In this paper, we revisit the assessment of natural user interaction in virtual world. In particular, we develop a virtual aquarium on two popular wireless headsets, namely, Google Cardboard and HoloLens. Different from other works in literature, we evaluate different user interaction methods such as head orientation, gaze, gesture and visual markers. Our analysis first shows that the ease of use is highly appreciated across the two headsets while the user’s experience, preference, engagements and motivations vary from one mode to another. Our second finding is that the users prefer the addition of natural interaction such as gesture. Another finding is that the addition of visual markers is not convenient to the end users.
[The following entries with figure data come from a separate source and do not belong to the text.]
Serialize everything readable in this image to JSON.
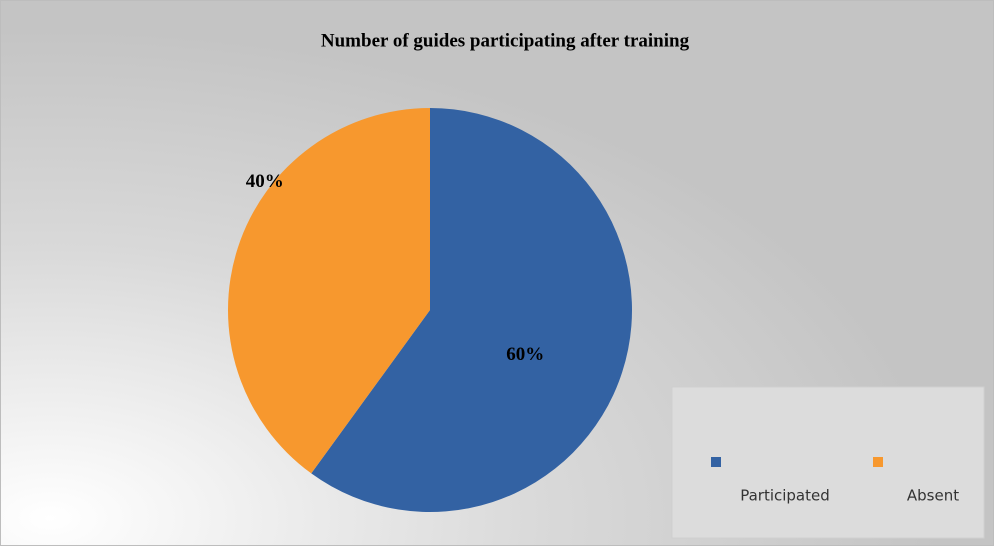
{
  "chart_data": {
    "type": "pie",
    "title": "Number of guides participating after training",
    "categories": [
      "Participated",
      "Absent"
    ],
    "values": [
      60,
      40
    ],
    "value_labels": [
      "60%",
      "40%"
    ],
    "colors": [
      "#3362a3",
      "#f7982e"
    ],
    "legend": "bottom-right"
  }
}
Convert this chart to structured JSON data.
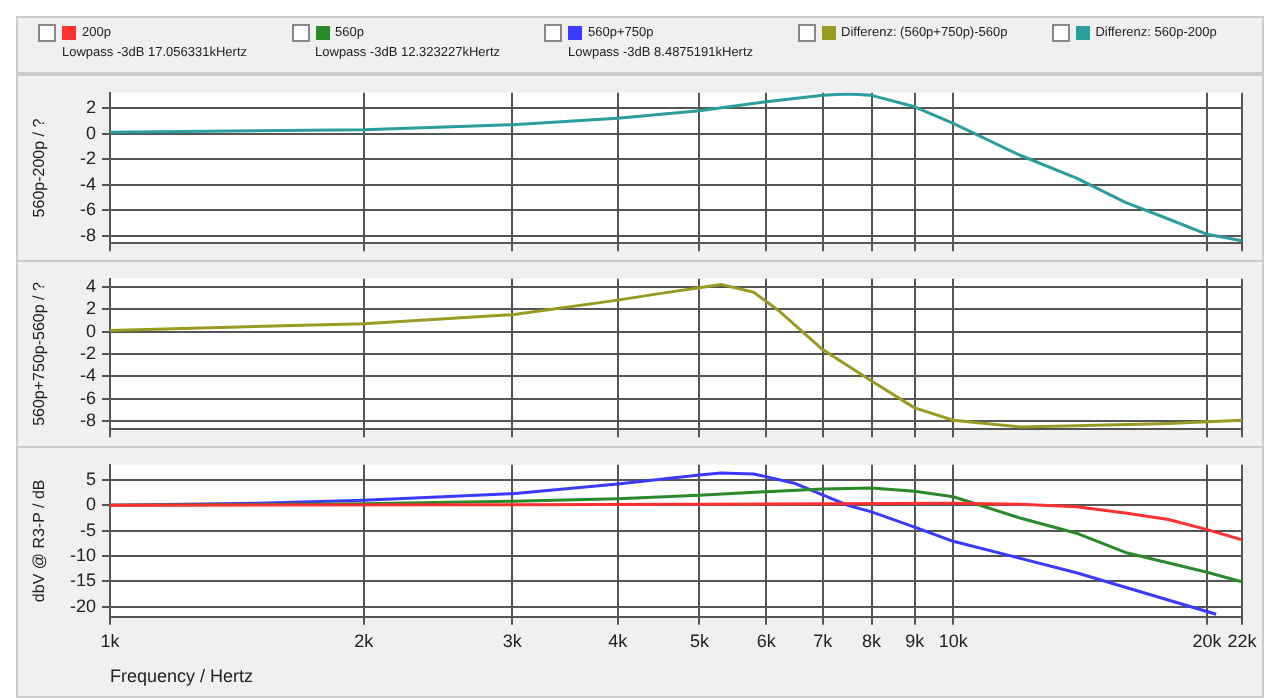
{
  "chart_data": [
    {
      "type": "line",
      "ylabel": "560p-200p / ?",
      "legend": "top",
      "grid": true,
      "log": "x",
      "tick_labels": "y",
      "xlim": [
        1000,
        22000
      ],
      "xticks": [
        {
          "value": 1000,
          "label": null
        },
        {
          "value": 2000,
          "label": null
        },
        {
          "value": 3000,
          "label": null
        },
        {
          "value": 4000,
          "label": null
        },
        {
          "value": 5000,
          "label": null
        },
        {
          "value": 6000,
          "label": null
        },
        {
          "value": 7000,
          "label": null
        },
        {
          "value": 8000,
          "label": null
        },
        {
          "value": 9000,
          "label": null
        },
        {
          "value": 10000,
          "label": null
        },
        {
          "value": 20000,
          "label": null
        },
        {
          "value": 22000,
          "label": null
        }
      ],
      "ylim": [
        -8.6,
        3.2
      ],
      "yticks": [
        -8,
        -6,
        -4,
        -2,
        0,
        2
      ],
      "x": [
        1000,
        2000,
        3000,
        4000,
        5000,
        6000,
        7000,
        7500,
        8000,
        9000,
        10000,
        12000,
        14000,
        16000,
        18000,
        20000,
        22000
      ],
      "series": [
        {
          "name": "Differenz: 560p-200p",
          "color": "#2a9d9d",
          "values": [
            0.1,
            0.3,
            0.7,
            1.2,
            1.8,
            2.5,
            3.0,
            3.1,
            3.0,
            2.1,
            0.8,
            -1.7,
            -3.5,
            -5.4,
            -6.7,
            -7.9,
            -8.4
          ]
        }
      ]
    },
    {
      "type": "line",
      "ylabel": "560p+750p-560p / ?",
      "legend": "top",
      "grid": true,
      "log": "x",
      "tick_labels": "y",
      "xlim": [
        1000,
        22000
      ],
      "xticks": [
        {
          "value": 1000,
          "label": null
        },
        {
          "value": 2000,
          "label": null
        },
        {
          "value": 3000,
          "label": null
        },
        {
          "value": 4000,
          "label": null
        },
        {
          "value": 5000,
          "label": null
        },
        {
          "value": 6000,
          "label": null
        },
        {
          "value": 7000,
          "label": null
        },
        {
          "value": 8000,
          "label": null
        },
        {
          "value": 9000,
          "label": null
        },
        {
          "value": 10000,
          "label": null
        },
        {
          "value": 20000,
          "label": null
        },
        {
          "value": 22000,
          "label": null
        }
      ],
      "ylim": [
        -8.7,
        4.7
      ],
      "yticks": [
        -8,
        -6,
        -4,
        -2,
        0,
        2,
        4
      ],
      "x": [
        1000,
        2000,
        3000,
        4000,
        4500,
        5000,
        5300,
        5800,
        6200,
        7000,
        8000,
        9000,
        10000,
        12000,
        14000,
        18000,
        22000
      ],
      "series": [
        {
          "name": "Differenz: (560p+750p)-560p",
          "color": "#9a9a22",
          "values": [
            0.1,
            0.7,
            1.5,
            2.8,
            3.4,
            3.9,
            4.2,
            3.5,
            1.9,
            -1.6,
            -4.4,
            -6.8,
            -7.9,
            -8.5,
            -8.4,
            -8.2,
            -7.9
          ]
        }
      ]
    },
    {
      "type": "line",
      "ylabel": "dbV @ R3-P / dB",
      "xlabel": "Frequency / Hertz",
      "legend": "top",
      "grid": true,
      "log": "x",
      "xlim": [
        1000,
        22000
      ],
      "xticks": [
        {
          "value": 1000,
          "label": "1k"
        },
        {
          "value": 2000,
          "label": "2k"
        },
        {
          "value": 3000,
          "label": "3k"
        },
        {
          "value": 4000,
          "label": "4k"
        },
        {
          "value": 5000,
          "label": "5k"
        },
        {
          "value": 6000,
          "label": "6k"
        },
        {
          "value": 7000,
          "label": "7k"
        },
        {
          "value": 8000,
          "label": "8k"
        },
        {
          "value": 9000,
          "label": "9k"
        },
        {
          "value": 10000,
          "label": "10k"
        },
        {
          "value": 20000,
          "label": "20k"
        },
        {
          "value": 22000,
          "label": "22k"
        }
      ],
      "ylim": [
        -22,
        8
      ],
      "yticks": [
        -20,
        -15,
        -10,
        -5,
        0,
        5
      ],
      "annotations": [
        "Lowpass -3dB 17.056331kHertz",
        "Lowpass -3dB 12.323227kHertz",
        "Lowpass -3dB 8.4875191kHertz"
      ],
      "series": [
        {
          "name": "200p",
          "color": "#ff3030",
          "x": [
            1000,
            5000,
            10000,
            12000,
            14000,
            16000,
            18000,
            20000,
            22000
          ],
          "values": [
            0,
            0.2,
            0.4,
            0.2,
            -0.3,
            -1.5,
            -2.8,
            -4.8,
            -6.8
          ]
        },
        {
          "name": "560p",
          "color": "#2a8a2a",
          "x": [
            1000,
            2000,
            3000,
            4000,
            5000,
            6000,
            7000,
            8000,
            9000,
            10000,
            12000,
            14000,
            16000,
            20000,
            22000
          ],
          "values": [
            0,
            0.3,
            0.8,
            1.3,
            2.0,
            2.7,
            3.2,
            3.4,
            2.8,
            1.7,
            -2.5,
            -5.5,
            -9.3,
            -13.2,
            -15.1
          ]
        },
        {
          "name": "560p+750p",
          "color": "#3a3aff",
          "x": [
            1000,
            1500,
            2000,
            3000,
            4000,
            5000,
            5300,
            5800,
            6500,
            7500,
            8000,
            9000,
            10000,
            14000,
            20500
          ],
          "values": [
            0,
            0.4,
            1.0,
            2.3,
            4.2,
            6.0,
            6.4,
            6.2,
            4.3,
            0,
            -1.3,
            -4.3,
            -7.1,
            -13.3,
            -21.5
          ]
        }
      ]
    }
  ]
}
In the future, we will investigate methods to further improve the current system. In particular, we aim to extend this work from the aquarium to different virtual environments. Additionally, future studies should integrate visual markers in an appropriate form to increase engagement and convenience. Finally, we believe this work could attract more future research looking to assess the natural user interaction in mixed reality applications.